Keberadaan
UKM sebagai bagian dari seluruh entitas usaha nasional merupakan wujud
nyata kehidupan ekonomi yang beragam di Indonesia. Oleh karena itu,
penempatan peran UKM merupakan salah satu pilar utama dalam
mengembangkan sistem perekonomian, namun hingga kini perkembangannya
masih jauh tertinggal dibandingkan dengan pelaku ekonomi yang lain.

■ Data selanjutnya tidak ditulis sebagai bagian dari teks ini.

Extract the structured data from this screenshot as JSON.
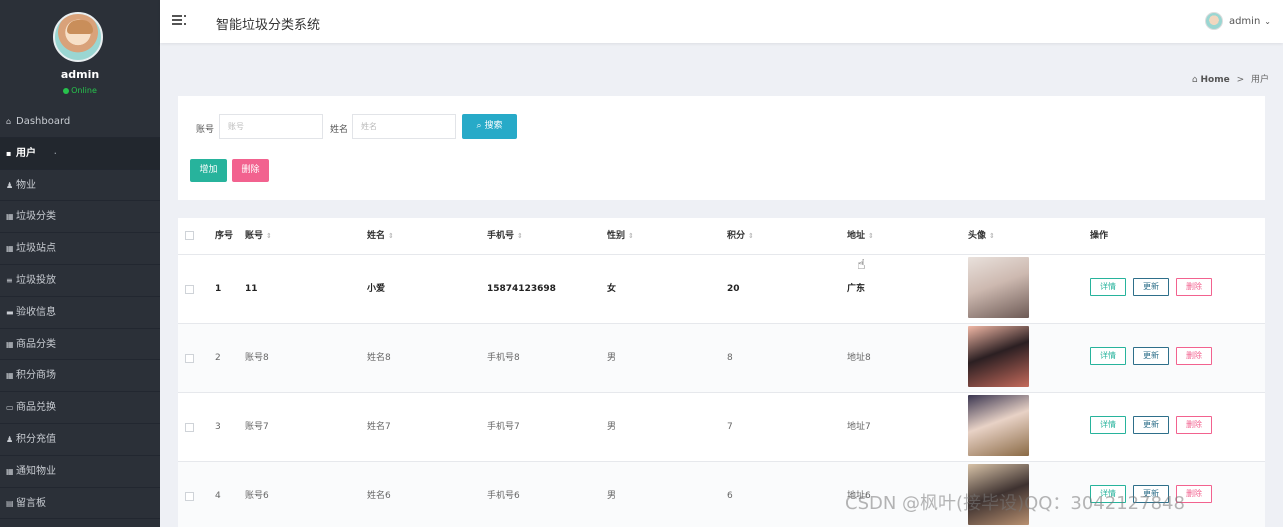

Dalam pengembangannya, UKM harus menjadi salah satu strategi utama
pembangunan nasional yang pelaksanaannya diwujudkan secara
sungguh-sungguh dengan komitmen bersama yang kuat serta didukung oleh
upaya-upaya sistematis dan konseptual secara konsisten dan terus
-menerus dengan melibatkan semua pihak yang berkepentingan (baik
pemerintah, swasta, maupun masyarakat di tingkat nasional, regional,
maupun lokal).
Usaha Kecil dan Menengah (UKM) memiliki dua definisi usaha kecil yang dikenal di Indonesia, yaitu:
- Definisi
usaha kecil menurut Undang-Undang No. 9 tahun 1995 tentang Usaha Kecil
adalah kegiatan ekonomi rakyat yang memiliki hasil penjualan tahunan
maksimal Rp 1.000.000.000 (1 milyar) dan memiliki kekayaan bersih, tidak
termasuk tanah dan bangunan tempat usaha, paling banyak Rp
200.000.000,00.
- Definisi menurut kategori Badan Pusat Statistik
(BPS), usaha kecil identik dengan industri kecil dan industri rumah
tangga. BPS mengklasifikasikan industri berdasarkan jumlah pekerjanya,
yaitu:
- Industri rumah tangga dengan pekerja 1-4 orang.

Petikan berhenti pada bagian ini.